## **Project Description:**
**Implementing and Evaluating a Custom K-Nearest Neighbors Classifier**<br>

This project focuses on building and evaluating a custom K-Nearest Neighbors (KNN) classifier from scratch using Python. Here's a breakdown of the approach:

**Implementation:**

- **Distance Function:** A `distance` function is defined to calculate the Euclidean distance between two data points.
- **K-Nearest Neighbors Class:** A `K_Near` class is created to represent the KNN classifier:
    - **Constructor (`__init__`):** Initializes the `k` value (number of neighbors) used for classification.
    - **`fit` method:** Stores the training data (`X_train`) and target labels (`y_train`) for future reference.
    - **`predict` method:** This core method performs prediction for new data points (`X`):
        1. Calculates the distances between the new data point and all data points in the training set.
        2. Sorts the distances in ascending order to find the `k` nearest neighbors.
        3. Identifies the most frequent class label (mode) among the `k` nearest neighbors.
        4. Assigns this mode label as the predicted class for the new data point.
- **Model Evaluation:** The script utilizes the Iris flower dataset (`load_iris`) for evaluation.
    - Data is split into training and testing sets (`train_test_split`).
    - The custom KNN model (`k_near`) is trained on the training data (`fit`).
    - Predictions are made on the testing data (`predict`).
    - Accuracy score (`accuracy_score`) and confusion matrix (`confusion_matrix`) are calculated to assess model performance.

**Outcomes:**

- This project demonstrates the implementation of a KNN classifier from scratch, allowing for a deeper understanding of the algorithm's core principles.
- The evaluation using the Iris dataset provides insights into the model's effectiveness on a real-world classification task.
- The confusion matrix helps visualize how well the model distinguishes between different flower classes.

**Further Exploration:**

- Experiment with different values of `k` to see how it affects KNN performance.
- Implement distance metrics beyond Euclidean distance (e.g., Manhattan distance).
- Compare the custom KNN model with scikit-learn's KNN implementation.
- Explore more complex datasets and classification problems.

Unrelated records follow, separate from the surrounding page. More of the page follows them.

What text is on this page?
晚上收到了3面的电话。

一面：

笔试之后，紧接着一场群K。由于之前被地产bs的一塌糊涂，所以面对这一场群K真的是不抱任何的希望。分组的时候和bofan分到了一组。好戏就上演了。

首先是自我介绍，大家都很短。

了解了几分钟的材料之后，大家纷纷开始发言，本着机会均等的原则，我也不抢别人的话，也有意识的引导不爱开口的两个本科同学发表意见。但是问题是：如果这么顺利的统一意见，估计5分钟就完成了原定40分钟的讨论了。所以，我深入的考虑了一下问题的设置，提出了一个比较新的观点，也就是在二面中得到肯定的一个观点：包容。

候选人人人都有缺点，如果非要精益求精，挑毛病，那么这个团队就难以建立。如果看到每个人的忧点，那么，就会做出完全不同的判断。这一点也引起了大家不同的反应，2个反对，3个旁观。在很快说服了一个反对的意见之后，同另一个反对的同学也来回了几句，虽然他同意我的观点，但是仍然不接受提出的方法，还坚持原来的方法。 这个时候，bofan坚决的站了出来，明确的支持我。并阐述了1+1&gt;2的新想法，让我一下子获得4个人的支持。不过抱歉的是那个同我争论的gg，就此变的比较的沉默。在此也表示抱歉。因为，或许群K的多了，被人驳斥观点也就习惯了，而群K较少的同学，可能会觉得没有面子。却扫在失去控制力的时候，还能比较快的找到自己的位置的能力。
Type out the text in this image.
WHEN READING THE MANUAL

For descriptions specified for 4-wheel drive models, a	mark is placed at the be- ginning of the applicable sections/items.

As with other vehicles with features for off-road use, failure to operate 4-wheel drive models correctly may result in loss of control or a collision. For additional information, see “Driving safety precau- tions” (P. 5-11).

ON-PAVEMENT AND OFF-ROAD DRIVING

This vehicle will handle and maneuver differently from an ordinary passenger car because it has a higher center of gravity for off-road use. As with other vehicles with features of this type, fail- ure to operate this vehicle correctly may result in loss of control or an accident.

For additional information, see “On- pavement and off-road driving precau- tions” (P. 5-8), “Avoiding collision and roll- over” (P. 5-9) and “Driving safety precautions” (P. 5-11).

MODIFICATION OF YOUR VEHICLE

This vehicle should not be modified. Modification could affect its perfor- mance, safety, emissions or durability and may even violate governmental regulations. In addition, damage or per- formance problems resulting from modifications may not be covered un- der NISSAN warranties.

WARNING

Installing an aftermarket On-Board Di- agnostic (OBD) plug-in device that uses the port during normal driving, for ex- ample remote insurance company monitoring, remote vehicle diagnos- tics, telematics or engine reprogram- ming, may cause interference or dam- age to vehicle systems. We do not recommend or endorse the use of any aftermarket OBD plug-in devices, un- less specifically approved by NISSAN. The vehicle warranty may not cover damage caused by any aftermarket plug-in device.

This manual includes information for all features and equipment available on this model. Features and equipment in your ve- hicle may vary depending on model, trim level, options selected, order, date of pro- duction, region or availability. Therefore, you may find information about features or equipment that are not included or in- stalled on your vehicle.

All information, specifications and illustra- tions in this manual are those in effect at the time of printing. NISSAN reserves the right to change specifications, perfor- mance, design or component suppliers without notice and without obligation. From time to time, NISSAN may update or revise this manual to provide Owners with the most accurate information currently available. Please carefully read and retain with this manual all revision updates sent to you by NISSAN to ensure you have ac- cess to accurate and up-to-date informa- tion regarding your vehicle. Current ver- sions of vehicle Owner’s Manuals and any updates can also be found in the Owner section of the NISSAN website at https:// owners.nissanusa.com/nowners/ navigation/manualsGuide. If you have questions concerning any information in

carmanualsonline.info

By building and evaluating a custom KNN classifier, this project provides valuable hands-on experience with KNN and lays the foundation for further exploration of machine learning algorithms.


In [None]:
import numpy as np
from sklearn.datasets import load_iris
from sklearn.model_selection import train_test_split
from sklearn.metrics import accuracy_score, confusion_matrix

def distance(x1,x2):
    return np.sqrt(np.sum((x1-x2)**2))

class K_Near:
    def __init__(self,k=5):
        self.k=k

    def fit(self,X,y):
        self.X_train=X
        self.y_train=y

    def predict(self,X):
        y_predict=[]
        for i in range(len(X)):
            distances=[distance(X[i],x) for x in self.X_train]
            index=np.argsort(distances)[:self.k]
            label=[self.y_train[i] for i in index]
            common=max(set(label),key=label.count)
            y_predict.append(common)
        return np.array(y_predict)

iris=load_iris()
X_train,X_test,y_train,y_test=train_test_split(iris.data,iris.target,test_size=0.25)

k_near=K_Near(k=5)
k_near.fit(X_train,y_train)
y_predict=k_near.predict(X_test)

accuracy=accuracy_score(y_test,y_predict)
matrix=confusion_matrix(y_test,y_predict)

print(f"Accuracy:{accuracy*100}%\n")
print("Confusion Matrix:")
print(matrix)

Accuracy:89.47368421052632%

Confusion Matrix:
[[10  0  0]
 [ 0 14  4]
 [ 0  0 10]]